On Wednesday night, the opera itself arrived, opening La Scala’s season amid characteristic pomp. Yet such displays of privilege are becoming less characteristic of the house itself: with audiences ever younger, according to recent data, and the catcalling loggionisti noticeably reticent of late, this theatre has rarely appealed to a broader church.
Principal director Riccardo Chailly’s full Puccini cycle embodies much of what La Scala is doing to win over audiences, by programming more Italian opera and presenting it inventively. Madama Butterfly is usually heard in the final version Puccini settled on in the years following its botched debut. Here, Chailly performed a new edition of the original score.

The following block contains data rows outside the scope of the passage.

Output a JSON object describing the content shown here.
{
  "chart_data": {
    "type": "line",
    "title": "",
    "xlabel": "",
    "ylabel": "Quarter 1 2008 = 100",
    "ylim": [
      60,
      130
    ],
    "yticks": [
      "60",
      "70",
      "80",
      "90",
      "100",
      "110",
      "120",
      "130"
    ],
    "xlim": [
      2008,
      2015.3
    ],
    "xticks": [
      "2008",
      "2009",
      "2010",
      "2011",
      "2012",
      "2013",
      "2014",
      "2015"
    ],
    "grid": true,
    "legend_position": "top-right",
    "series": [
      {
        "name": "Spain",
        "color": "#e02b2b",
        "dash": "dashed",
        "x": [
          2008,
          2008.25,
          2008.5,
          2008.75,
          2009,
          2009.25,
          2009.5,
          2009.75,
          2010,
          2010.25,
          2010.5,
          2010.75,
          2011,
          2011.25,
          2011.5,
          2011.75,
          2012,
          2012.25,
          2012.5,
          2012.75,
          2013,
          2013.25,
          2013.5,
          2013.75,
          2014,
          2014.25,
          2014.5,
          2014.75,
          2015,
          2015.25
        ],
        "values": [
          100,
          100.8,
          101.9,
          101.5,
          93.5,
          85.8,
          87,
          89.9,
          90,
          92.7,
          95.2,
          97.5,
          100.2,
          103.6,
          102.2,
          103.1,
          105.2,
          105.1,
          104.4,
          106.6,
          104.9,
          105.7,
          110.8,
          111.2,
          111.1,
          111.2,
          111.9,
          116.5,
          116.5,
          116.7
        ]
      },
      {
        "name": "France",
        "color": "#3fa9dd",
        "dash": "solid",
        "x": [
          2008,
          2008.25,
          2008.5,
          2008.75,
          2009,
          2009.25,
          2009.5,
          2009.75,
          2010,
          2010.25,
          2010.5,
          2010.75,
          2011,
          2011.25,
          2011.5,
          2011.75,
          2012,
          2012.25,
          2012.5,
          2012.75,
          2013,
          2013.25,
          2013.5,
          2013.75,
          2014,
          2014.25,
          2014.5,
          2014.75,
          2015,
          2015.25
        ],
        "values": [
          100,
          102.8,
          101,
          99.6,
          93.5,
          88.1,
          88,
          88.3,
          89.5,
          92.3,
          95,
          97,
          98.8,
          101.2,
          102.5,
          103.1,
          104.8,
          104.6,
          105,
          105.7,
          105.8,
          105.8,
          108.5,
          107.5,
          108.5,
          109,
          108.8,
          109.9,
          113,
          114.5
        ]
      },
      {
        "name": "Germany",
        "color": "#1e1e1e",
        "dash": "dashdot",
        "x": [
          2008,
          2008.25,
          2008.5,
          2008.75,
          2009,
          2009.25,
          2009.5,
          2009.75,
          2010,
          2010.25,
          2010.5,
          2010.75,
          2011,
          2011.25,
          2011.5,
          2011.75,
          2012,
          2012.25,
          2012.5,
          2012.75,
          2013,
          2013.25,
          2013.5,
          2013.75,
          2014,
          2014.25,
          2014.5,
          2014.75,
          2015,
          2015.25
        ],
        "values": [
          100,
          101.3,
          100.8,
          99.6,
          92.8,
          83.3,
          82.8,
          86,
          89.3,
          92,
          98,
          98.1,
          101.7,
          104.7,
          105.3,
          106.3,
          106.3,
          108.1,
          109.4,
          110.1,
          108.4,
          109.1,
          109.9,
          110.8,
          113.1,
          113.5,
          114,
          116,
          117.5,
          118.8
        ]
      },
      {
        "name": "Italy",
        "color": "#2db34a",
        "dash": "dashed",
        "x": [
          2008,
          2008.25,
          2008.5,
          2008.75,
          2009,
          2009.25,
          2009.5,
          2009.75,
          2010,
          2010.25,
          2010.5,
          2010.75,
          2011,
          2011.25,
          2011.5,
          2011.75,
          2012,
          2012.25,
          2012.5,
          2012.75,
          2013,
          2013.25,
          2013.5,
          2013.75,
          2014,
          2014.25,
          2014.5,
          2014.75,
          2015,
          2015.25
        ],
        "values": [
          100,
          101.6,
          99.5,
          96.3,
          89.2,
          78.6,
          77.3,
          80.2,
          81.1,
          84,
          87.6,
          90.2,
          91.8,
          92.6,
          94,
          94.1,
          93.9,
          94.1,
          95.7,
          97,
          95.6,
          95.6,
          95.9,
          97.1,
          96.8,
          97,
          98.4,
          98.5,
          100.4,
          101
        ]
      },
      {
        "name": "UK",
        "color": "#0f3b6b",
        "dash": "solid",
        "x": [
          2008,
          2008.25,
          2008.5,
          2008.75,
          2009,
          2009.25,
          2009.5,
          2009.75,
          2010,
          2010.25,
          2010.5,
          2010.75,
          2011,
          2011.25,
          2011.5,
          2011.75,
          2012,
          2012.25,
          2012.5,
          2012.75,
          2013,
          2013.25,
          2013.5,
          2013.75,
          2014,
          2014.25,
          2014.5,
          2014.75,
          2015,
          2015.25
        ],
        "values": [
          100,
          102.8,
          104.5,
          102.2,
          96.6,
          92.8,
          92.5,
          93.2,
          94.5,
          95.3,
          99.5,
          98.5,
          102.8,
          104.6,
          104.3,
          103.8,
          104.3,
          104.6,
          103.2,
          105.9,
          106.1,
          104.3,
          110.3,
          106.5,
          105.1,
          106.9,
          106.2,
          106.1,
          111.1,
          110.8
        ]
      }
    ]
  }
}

While Puccini made his revisions in pursuit of a more modern voice, the orchestra under Chailly makes it clear that this was always a structurally and harmonically innovative work. This was a performance endowed with abundant detail, an impressive depth of sound and a suppleness in lyrical passages that was nowhere more luxuriant than in the glittering evocation of a Nagasaki dawn. The unbroken Act II, later split in half by Puccini, hurtled inexorably towards Cio-Cio-San’s demise.
The greatest strength of Alvis Hermanis’s production — a fantastical take on Japan with pastel kimonos, quivering cherry blossom and sliding panels displaying work by artists of the ukiyo-e (“floating world”) genre — was the finesse with which it traced the contours of music and drama. As a director, Hermanis has applied few unconventional interpretations of the narrative, preferring instead to evoke an atmosphere of fragility — for example, by applying the language of kabuki theatre to willowy geishas.
Maria José Siri’s Cio-Cio-San was short on vocal power but crafted her text artfully. She conveyed vulnerability in contrast with Bryan Hymel’s vital Pinkerton, rendered more callous without his pacifying aria “Addio, fiorito asil”, and Carlos Alvarez’s menacing Sharpless. Carlo Bosi was an active Goro, Annalisa Stroppa a moving Suzuki and Nicole Brandolino a strong cameo in the expanded role of Kate. Safe to say, the audience was left in no mood for a lynching this time.